Completeness and cocompleteness of the Kleisli category If (T,η,μ) is a monad over a category C, which is complete and cocomplete, then what about the Kleisli category? And also, if C is cartesian closed, what about the Kleisli one?
 A: The article on limits and colimits in the Kleisli category shows that (with $C_T$ denoting the Kleisli category, and $C^T$ denoting the Eilenberg-Moore category):
1) If $C$ is complete, and the canonical functor $C_T\to C^T$ has a right adjoint, then $C_T$ is complete. 2) If $C$ has coproducts, then $C_T$ has coproducts (already mentioned in the comments to another answer to the question). 3) Cocompleteness is more subtle, and under some condition on partial algebras cocompleteness of $C_T$ is equivalent to the existence of a left adjoint of the canonical functor $C_T\to C^T$.
A: In general, the Kleisli category will be neither complete nor cocomplete nor cartesian closed, even if $C$ is. 
You can think of the Kleisli category as the full subcategory of algebras whose objects are the free algebras.

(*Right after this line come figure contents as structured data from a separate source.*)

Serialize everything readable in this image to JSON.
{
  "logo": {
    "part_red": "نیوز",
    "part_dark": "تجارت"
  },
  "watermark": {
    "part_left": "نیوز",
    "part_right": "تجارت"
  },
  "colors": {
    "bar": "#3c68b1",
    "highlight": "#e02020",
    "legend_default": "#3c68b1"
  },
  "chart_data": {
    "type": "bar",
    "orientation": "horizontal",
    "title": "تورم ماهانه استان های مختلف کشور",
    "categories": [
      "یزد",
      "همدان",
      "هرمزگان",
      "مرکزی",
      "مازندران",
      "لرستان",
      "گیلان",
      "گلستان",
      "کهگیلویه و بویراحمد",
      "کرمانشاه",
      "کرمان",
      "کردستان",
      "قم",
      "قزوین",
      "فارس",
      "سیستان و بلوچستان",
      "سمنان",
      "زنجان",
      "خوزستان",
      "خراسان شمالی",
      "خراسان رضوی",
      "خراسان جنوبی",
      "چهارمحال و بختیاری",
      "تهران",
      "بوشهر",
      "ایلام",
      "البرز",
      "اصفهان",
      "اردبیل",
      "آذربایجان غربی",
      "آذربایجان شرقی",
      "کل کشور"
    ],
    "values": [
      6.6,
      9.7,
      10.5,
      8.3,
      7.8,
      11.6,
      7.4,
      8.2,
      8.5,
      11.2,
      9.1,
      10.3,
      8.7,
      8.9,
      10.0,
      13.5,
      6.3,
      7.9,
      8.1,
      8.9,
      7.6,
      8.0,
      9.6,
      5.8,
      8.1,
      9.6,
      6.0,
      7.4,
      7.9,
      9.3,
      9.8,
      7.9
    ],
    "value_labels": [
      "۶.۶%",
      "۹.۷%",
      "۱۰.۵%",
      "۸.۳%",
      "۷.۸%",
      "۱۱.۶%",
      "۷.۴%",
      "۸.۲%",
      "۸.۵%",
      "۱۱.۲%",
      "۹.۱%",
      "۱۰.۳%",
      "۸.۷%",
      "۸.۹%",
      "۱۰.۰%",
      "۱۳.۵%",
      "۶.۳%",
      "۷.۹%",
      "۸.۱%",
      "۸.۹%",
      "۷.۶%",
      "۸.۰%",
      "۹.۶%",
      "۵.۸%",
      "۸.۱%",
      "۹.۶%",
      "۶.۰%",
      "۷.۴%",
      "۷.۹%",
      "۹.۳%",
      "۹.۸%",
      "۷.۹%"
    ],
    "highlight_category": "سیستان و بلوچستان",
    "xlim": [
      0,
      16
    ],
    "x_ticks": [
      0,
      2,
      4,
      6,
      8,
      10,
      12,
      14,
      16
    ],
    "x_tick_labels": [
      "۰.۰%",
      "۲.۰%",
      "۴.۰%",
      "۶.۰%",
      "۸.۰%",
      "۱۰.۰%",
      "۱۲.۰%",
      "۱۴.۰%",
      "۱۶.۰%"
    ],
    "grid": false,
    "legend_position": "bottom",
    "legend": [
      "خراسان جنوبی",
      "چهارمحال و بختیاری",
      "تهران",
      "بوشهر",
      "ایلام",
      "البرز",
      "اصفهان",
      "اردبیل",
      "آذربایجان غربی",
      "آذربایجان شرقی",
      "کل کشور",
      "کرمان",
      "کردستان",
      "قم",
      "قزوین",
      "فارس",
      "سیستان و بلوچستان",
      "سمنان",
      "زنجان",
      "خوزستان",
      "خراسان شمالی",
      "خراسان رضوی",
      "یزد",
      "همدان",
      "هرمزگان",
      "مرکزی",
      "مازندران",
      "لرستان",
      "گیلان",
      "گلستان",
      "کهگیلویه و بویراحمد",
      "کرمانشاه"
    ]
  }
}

So take for example $T$ to be the monad coming from the free-forgetful adjunction between abelian groups and sets. In order for $\mathbb{Z} \times -: FreeAb \to FreeAb$ to have a right adjoint (as required by cartesian closure), it would have to preserve all colimits, for example coproducts. But $\mathbb{Z} \times (\mathbb{Z} \oplus \mathbb{Z})$ is not isomorphic to $(\mathbb{Z} \times \mathbb{Z}) \oplus (\mathbb{Z} \times \mathbb{Z})$. 
Now let's tackle completeness. We can use the same example; the basic idea is that free abelian groups are not closed under (infinite) products. (In fact, a famous but nontrivial result, due to Kurosh I believe, is that the countably infinite power of $\mathbb{Z}$ is not free abelian.) But to apply this idea, one should first check that any limit in $Kl(T)$ really is constructed just as it would be in $Alg(T)$ or in $C$. That's not hard: first note that the underlying functor $U: Kl(T) \to C$ is representable (in fact, $U \cong \hom(F(1), -)$), so $U$ preserves any limits that exist in $Kl(T)$. Also, $U$ reflects isomorphisms (i.e., if $U(g)$ is an isomorphism in $C$, then $g$ is an isomorphism in $Kl(T)$). It follows that $U$ both preserves and reflects limits, and so any limit in $Kl(T)$ is constructed as it would be in $Alg(T)$ or $C$ (here, $Set$). 
Finally, cocompleteness. This time I don't think the example above works quite as easily, but one example that does work is to consider the Kleisli category for the free-forgetful adjunction between $\mathbb{Z}_6$-modules and sets. I claim that the coequalizer of the pair $id, \mu_3: \mathbb{Z}_6 \to \mathbb{Z}_6$ ($\mu_3$ is multiplication by 3) does not exist in the category of free $\mathbb{Z}_6$-modules. I chose this particular coequalizer because it is an example of "splitting an idempotent"; here the idempotent is $\mu_3$. The virtue of splittings of idempotents is that they are preserved by any functor whatsoever, and reflected by any functor that reflects isomorphisms. Given this fact, it follows that splittings of idempotents in $Kl(T)$, if they exist, are constructed just as they would be in $Alg(T)$ or in $C$. But the idempotent splitting of this pair of maps in $\mathbb{Z}_6$-Mod is $\mathbb{Z}_2$, which is not free. It follows that the coequalizer doesn't exist in the Kleisli category.